Un Padoan prossimo alla fine del suo mandato di ministro dell’Economia lascia il terreno ingombro di macerie e, soprattutto, stabilisce che ogni crisi bancaria da questo momento in poi, invece di essere risolta rapidamente, si trasformerà in una via crucis. Tutte le considerazioni di opportunità si schieravano quindi a favore della soluzione della nazionalizzazione, ma c’era soprattutto una considerazione di carattere politico che riguarda la stessa legittimità dello Stato. Nel 2014 la BCE, nella persona del Super-Buffone di Francoforte (in arte Mario Draghi), impresse
una spinta decisiva alla crisi bancaria affermando che dovevano considerarsi a rischio tutte le banche che, come quelle italiane, detenessero una grande quantità di titoli del Tesoro di Paesi ad alto debito pubblico.
Si trattava di un’affermazione che, ancorché fosse stata vera, avrebbe avuto un senso in una riunione di banchieri centrali e di ministri dell’Economia, non certo in una dichiarazione pubblica. La Banca Centrale Europea ha additato al pubblico ludibrio lo Stato come debitore non credibile e quindi come diretto responsabile della crisi bancaria, aprendo così una fase di vera e propria destabilizzazione finanziaria; quello che si potrebbe definire un reato di aggiotaggio, se i vertici della BCE non fossero dotati di immunità giudiziaria. E poi dicono che il sistema bancario si regge sulla “fiducia”! E allora perché si consente a Draghi di seminare il panico?
Il Buffone di Arcore, in pieno fervore europeistico dopo la nomina di un italoforzuto alla presidenza del parlamento europeo, ha avanzato
una proposta di candidatura per il Super-Buffone di Francoforte alla Presidenza del Consiglio. Fa sorridere anche la sola ipotesi che uno come Draghi, abituato all’Olimpo del lobbismo e dell’impunità sovranazionale, possa accondiscendere a degradarsi ad un ruolo da paperoga qualsiasi, quale quello di Presidente del Consiglio italiano.

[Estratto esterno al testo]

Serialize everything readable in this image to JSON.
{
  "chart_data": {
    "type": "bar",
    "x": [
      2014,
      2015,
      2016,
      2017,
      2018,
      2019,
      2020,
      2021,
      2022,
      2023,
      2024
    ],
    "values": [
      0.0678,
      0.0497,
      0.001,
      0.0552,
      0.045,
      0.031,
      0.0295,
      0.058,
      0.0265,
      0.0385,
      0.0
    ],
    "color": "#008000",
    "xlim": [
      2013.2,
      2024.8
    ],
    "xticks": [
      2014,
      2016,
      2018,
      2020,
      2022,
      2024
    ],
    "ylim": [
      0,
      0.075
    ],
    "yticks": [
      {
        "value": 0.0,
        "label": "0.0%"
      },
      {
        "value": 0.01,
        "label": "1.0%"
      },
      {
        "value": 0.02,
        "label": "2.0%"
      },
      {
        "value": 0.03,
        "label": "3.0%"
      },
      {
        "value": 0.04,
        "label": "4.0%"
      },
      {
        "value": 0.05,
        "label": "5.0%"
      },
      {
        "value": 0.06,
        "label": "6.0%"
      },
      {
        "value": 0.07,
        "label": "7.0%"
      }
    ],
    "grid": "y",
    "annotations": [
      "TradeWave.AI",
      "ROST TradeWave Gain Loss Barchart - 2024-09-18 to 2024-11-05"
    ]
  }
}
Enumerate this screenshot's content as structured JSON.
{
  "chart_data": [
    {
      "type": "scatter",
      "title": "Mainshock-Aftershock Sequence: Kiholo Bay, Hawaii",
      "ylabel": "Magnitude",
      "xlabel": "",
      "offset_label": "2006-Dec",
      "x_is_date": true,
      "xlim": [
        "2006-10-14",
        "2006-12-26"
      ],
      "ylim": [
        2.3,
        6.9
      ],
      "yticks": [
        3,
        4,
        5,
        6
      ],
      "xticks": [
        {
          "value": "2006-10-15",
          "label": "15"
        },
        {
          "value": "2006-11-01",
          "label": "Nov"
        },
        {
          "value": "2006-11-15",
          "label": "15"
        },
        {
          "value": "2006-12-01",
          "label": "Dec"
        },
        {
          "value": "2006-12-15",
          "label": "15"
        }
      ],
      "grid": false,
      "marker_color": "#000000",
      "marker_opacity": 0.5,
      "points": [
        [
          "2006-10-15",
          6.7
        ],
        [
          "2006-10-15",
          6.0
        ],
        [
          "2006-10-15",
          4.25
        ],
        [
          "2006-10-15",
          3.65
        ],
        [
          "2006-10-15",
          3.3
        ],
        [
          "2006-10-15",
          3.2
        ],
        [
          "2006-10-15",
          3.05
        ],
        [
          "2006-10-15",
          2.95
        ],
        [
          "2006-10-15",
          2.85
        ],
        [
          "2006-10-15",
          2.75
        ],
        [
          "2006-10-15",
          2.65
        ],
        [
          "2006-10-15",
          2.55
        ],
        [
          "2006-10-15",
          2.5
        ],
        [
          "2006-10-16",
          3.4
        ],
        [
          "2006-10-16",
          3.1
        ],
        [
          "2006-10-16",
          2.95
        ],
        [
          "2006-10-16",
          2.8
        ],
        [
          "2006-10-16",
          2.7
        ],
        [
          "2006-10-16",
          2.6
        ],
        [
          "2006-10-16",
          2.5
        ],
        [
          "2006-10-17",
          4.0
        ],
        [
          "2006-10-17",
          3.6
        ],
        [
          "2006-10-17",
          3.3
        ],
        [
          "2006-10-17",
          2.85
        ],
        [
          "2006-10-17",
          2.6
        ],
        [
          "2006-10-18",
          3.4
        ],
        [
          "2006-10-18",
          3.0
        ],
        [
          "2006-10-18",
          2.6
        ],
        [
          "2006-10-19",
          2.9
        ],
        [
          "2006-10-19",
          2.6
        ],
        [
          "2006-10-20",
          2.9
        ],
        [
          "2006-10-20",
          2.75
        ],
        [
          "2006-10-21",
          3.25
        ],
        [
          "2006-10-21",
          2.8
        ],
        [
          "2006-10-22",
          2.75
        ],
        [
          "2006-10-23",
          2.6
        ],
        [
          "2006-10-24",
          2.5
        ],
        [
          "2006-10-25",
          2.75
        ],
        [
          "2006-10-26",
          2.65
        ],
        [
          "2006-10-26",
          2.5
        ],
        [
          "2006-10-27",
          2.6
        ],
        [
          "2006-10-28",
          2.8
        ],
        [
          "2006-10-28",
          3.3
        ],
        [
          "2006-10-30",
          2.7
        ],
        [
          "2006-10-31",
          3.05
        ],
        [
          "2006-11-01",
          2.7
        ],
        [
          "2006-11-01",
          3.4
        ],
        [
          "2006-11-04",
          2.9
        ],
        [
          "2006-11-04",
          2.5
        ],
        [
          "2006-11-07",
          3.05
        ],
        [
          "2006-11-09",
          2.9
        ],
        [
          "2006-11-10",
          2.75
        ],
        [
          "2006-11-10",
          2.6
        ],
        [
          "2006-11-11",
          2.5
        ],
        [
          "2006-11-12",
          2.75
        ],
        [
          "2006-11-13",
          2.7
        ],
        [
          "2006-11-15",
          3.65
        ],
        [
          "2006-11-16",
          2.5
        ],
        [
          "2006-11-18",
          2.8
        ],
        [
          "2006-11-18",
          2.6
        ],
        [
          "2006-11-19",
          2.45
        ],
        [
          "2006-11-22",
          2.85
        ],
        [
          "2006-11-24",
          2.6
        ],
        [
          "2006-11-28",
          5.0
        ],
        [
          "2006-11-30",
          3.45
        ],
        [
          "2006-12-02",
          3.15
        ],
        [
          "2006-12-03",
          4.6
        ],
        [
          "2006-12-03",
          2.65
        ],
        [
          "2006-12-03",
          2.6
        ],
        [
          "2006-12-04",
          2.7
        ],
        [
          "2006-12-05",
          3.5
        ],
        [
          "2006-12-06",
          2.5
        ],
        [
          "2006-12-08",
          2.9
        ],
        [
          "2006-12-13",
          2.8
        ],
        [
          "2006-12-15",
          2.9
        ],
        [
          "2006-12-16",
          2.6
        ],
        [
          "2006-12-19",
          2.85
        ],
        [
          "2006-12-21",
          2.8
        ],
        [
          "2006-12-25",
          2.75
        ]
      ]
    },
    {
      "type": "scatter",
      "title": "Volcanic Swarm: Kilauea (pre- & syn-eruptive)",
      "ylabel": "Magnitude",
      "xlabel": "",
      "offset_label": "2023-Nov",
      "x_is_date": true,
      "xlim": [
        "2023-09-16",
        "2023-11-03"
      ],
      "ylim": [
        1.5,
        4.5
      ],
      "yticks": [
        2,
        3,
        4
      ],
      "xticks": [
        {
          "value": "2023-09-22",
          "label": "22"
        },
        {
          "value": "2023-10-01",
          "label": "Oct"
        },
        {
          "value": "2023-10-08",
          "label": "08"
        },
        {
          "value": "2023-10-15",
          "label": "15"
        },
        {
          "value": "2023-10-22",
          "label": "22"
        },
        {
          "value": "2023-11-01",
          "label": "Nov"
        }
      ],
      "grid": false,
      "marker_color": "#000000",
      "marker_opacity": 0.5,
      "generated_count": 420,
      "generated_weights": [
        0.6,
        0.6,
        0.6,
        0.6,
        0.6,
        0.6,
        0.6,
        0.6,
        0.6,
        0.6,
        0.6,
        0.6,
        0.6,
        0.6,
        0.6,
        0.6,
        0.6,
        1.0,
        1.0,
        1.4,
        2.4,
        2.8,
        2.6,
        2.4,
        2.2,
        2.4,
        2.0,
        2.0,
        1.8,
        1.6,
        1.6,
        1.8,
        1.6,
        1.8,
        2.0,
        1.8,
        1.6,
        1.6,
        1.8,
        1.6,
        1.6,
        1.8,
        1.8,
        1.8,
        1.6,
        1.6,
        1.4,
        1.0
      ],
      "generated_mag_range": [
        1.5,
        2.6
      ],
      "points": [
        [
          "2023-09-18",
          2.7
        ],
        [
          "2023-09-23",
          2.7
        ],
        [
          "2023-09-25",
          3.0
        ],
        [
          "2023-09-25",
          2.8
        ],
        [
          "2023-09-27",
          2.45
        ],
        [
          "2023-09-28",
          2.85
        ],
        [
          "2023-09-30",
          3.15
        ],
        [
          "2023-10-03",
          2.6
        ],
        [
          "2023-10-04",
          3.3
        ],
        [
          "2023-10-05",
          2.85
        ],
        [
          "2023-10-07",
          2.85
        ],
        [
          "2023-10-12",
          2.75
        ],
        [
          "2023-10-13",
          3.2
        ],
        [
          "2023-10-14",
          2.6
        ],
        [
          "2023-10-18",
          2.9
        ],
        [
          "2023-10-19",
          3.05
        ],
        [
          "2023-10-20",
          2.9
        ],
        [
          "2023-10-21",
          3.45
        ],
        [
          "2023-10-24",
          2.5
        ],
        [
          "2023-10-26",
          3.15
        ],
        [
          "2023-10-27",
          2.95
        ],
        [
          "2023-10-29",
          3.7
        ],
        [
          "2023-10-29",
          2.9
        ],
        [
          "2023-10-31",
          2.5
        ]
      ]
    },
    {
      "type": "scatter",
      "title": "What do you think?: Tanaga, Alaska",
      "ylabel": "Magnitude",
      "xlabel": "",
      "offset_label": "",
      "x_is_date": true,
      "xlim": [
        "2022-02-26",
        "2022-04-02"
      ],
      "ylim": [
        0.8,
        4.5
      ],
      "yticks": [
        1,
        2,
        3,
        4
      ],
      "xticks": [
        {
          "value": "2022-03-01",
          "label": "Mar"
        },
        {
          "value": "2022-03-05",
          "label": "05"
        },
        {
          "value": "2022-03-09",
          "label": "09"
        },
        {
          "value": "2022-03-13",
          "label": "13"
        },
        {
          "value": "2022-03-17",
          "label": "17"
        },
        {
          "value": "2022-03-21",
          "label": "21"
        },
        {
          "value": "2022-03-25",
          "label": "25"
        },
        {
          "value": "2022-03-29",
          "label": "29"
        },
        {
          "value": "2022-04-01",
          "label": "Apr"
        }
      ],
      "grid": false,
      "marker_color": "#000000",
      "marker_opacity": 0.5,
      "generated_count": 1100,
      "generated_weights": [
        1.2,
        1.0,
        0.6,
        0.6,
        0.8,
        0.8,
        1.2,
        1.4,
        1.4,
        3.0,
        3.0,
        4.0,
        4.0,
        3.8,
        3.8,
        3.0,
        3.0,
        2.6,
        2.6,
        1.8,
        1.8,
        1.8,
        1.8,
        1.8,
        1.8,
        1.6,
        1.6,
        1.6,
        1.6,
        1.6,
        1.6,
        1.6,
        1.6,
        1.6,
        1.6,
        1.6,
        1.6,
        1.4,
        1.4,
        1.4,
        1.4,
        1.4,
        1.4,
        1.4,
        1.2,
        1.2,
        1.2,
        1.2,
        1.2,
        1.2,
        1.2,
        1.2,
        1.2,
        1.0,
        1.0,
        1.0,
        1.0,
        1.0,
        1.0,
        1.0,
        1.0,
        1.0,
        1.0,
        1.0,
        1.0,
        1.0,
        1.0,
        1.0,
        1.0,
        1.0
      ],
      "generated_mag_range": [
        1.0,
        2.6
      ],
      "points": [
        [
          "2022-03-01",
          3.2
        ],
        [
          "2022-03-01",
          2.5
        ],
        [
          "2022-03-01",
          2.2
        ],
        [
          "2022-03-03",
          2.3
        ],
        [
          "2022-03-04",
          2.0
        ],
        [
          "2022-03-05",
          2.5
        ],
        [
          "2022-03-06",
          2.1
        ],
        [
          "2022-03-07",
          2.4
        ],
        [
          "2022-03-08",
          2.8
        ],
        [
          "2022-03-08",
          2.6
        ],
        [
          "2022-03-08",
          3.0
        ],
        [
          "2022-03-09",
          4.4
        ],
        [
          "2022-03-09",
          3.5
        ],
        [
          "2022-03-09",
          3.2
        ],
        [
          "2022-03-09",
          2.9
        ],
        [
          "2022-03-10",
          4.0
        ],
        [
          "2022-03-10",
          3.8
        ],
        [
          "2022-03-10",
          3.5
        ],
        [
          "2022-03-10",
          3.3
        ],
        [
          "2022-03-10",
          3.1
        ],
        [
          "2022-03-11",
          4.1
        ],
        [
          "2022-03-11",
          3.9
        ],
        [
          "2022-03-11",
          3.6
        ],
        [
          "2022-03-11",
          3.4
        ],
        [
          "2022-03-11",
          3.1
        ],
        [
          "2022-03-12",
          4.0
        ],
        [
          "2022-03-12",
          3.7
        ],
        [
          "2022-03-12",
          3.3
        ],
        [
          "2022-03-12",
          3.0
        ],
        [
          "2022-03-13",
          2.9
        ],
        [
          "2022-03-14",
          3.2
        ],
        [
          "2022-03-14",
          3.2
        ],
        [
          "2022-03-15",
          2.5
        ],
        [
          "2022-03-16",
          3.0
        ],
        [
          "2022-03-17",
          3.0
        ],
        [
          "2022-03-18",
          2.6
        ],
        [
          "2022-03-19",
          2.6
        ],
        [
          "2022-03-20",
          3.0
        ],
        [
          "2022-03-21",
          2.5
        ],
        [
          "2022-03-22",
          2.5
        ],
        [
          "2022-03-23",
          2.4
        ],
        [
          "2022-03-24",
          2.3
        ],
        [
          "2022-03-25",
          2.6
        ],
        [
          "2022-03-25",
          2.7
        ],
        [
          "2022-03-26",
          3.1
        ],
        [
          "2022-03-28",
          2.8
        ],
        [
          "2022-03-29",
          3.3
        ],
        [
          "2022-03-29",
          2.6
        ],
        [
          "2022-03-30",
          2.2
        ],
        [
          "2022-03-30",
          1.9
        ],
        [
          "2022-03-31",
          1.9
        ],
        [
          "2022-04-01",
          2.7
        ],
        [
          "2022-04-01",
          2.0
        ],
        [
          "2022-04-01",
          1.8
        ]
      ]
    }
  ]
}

Quindi la BCE non come “Super-Stato”, ma come “Antistato”, un’agenzia di destabilizzazione europea, una specie di lobby del cannibalismo bancario. Nel momento in cui viene attaccata la sua credibilità di debitore, lo Stato vede compromessa la sua legittimità, perciò non potrebbe più permettersi timidezze o esitazioni, ma dovrebbe assumersi direttamente la responsabilità della gestione del sistema bancario.
Un filosofo hegeliano direbbe che è questione di natura etica dello Stato. Più pirandellianamente, ma forse più efficacemente, si potrebbe invece dire che tutta la baracca si regge sul fatto che ogni tanto lo Stato faccia finta di esistere. La politica perciò può permettersi di riservare allo Stato la parte del semplice Pantalone nei periodi tranquilli; nei periodi di crisi vera allo Stato andrebbe invece attribuita la parte del Padre Nobile, quello che si dimostra anche capace di prendere in pugno la situazione. Il messaggio a Draghi sarebbe stato evidente: più tu destabilizzi il sistema bancario, più noi lo nazionalizziamo.
Da sempre lo Stato è una finzione giuridica, ma oggi manca pure la voglia di fingere. Anzi, la finzione c’è stata, ma all’opposto. Padoan infatti si è messo dalla parte della lobby del cannibalismo bancario, fingendo di non accorgersi che questa lobby ha assoluto bisogno di screditare uno dei principali debitori delle banche, cioè lo Stato. In questo contesto oggi Intesa San Paolo cannibalizza gli altri, ma rischia a sua volta di essere cannibalizzata domani.